This trend undermines the fire engineering profession, as pointed out by Dr Danny Hopkin, transforming experts into rule-memorising automatons, regurgitating them back at design teams, eventually dumbing down the profession and making designing and ensuring safety in new types of buildings problematic.

Moulton argued that the greatness of a nation with “law and freedom” is measured by its “obedience to the unenforceable,” highlighting the importance of ethics and the trust that individuals will do what is right.

 But when those involved in designing fire safety have as primary driver the objective to meet prescriptive guidance, not to ensure safety, things can go horribly wrong, demonstrated by the Grenfell tragedy where those entrusted in doing the right thing, knowingly, chose not to.
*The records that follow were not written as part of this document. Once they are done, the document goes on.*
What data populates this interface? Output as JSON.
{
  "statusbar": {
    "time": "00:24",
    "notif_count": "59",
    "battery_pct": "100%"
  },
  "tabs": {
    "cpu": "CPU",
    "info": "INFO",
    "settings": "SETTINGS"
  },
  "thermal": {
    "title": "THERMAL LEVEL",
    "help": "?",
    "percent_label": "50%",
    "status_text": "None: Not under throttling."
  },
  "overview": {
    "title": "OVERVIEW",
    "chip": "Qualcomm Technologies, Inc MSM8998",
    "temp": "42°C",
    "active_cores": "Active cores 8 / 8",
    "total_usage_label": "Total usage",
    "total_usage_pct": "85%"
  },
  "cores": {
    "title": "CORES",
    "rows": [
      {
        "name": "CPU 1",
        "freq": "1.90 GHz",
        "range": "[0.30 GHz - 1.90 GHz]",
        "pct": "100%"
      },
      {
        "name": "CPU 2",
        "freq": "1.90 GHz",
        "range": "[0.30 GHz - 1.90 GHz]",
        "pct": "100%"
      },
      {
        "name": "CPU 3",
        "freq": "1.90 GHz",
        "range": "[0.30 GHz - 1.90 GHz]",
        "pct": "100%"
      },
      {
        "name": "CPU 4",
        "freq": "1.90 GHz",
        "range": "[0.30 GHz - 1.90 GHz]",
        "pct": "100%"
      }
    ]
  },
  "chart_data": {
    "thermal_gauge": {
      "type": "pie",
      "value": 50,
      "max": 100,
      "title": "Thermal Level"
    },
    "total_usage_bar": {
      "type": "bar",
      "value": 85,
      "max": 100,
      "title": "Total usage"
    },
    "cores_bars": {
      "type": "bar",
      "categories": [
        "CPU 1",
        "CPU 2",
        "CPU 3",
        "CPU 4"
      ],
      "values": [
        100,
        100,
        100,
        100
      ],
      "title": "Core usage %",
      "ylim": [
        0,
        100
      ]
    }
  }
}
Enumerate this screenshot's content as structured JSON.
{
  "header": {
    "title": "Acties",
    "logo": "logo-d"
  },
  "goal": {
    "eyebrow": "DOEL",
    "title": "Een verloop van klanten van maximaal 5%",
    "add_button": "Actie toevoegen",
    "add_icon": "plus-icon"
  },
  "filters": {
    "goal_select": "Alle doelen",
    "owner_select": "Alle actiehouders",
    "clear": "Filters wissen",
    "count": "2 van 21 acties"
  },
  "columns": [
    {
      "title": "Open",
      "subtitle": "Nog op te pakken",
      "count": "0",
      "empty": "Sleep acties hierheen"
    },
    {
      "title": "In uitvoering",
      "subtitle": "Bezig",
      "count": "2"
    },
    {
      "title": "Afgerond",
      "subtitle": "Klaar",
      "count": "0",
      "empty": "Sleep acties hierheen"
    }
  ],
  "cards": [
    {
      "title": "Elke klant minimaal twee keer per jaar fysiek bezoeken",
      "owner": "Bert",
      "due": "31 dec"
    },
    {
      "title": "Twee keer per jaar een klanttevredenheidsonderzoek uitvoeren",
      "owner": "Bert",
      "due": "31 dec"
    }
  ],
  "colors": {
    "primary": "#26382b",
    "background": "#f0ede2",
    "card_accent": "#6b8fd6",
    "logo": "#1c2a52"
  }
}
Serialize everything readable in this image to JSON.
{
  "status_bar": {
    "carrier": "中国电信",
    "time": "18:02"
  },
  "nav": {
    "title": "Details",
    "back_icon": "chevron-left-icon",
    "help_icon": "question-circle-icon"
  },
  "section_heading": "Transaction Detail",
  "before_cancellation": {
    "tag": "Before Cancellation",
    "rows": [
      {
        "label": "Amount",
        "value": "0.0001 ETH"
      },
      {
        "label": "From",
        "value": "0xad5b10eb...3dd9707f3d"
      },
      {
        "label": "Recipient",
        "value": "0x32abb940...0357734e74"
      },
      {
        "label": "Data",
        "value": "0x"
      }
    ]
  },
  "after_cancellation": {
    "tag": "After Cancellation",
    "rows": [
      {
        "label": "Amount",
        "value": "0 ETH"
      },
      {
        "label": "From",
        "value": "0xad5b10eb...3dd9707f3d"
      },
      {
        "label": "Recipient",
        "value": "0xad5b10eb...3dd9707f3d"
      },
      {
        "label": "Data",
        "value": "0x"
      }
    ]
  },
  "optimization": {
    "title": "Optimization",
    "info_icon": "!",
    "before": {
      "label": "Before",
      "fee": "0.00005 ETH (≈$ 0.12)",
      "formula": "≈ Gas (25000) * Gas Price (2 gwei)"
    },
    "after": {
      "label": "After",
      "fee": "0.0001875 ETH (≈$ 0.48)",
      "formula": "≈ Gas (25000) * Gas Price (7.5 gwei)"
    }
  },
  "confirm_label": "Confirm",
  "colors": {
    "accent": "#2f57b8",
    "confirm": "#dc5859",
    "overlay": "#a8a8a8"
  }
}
The first phase report of the Grenfell Tower Inquiry by Sir Martin Moore-Bick showed that existing building regulations and fire safety standards are not working effectively and need overhauling.

However, despite the good intent, recent fire consultations have perpetuated the confusion by adding prescriptive patches of regulation to a performance-based framework, also known technically as a ‘bodge’.

The prescriptive alternative 

Given the prevalent treatment of UK guidance as prescriptive law, the proposal of a fully prescriptive system akin to that of the US arises.

The US system, highly prescriptive and rigid, sacrifices freedom of choice for ease of compliance, a trade-off that may not align with Lord Moulton’s vision, as “in many countries – especially the younger nations – there is a tendency to make laws to regulate everything”.

Still, the prescriptive code is broad and extensive, capturing a majority of buildings into its scope and leaving only a minority to the ‘Alternative Means and Materials’ process, the exact opposite effect of ADB.

This system only works because it is backed by a framework of national standards that must be updated every three years in a transparent and public process.

This ensures that innovation and originality can be easily adopted into the building codes because they are frequently reviewed, while standards and code committees are publicly accountable.   

We experienced this first hand, when Plumis was successful in including the category of electronically operated water mist systems into the US’ NFPA 750 Standard after an 18-month process.

Meanwhile, BS 8458:2015, the UK equivalent water mist standard, has not been updated for eight years to include electronically controlled nozzles despite their existence in the market for over 10 years.

Prescriptive OR performance-based approach 

The argument is not on whether the UK should adopt the US approach, it is that the UK should adopt a single, consistent approach, in line with its vision of society.

A genuine adherence to Lord Moulton’s principles would place trust on specialist fire engineers to exercise judgement based on their knowledge.

Natural selection would very quickly raise competence levels, which continue currently to be undermined by voluntary prescriptive guidance patched up by prescriptive regulation.

This does not mean that experience and best practices are lost in a book bonfire.

Guidance documents for the design of buildings should be converted into a repository of best practices and embedded knowledge, to be used more as a menu to be selected from rather than a recipe of what to do to make a building safe, with “can” and “may” rather than “should’ terminology.

The National Fire Chiefs Council (NFCC)’s Fire Safety in Specialised Housing guide already tends towards this logic in not being fully prescriptive, but in proposing workable solutions and most importantly calling for use of judgement.

It also allows for alternative and innovative methods to be applied if they are improving the overall safety of the building, especially when many of these innovations work much better than old practices for existing buildings and changes in use.

The UK Building Regulations must decide between a regularly updated, well-regulated prescriptive code, or double-down on a truly Lord Moulton “law and freedom” performance-based system, not continue to be patched up.

Fundamentally, the overhaul of UK Building Regulations has not yet started.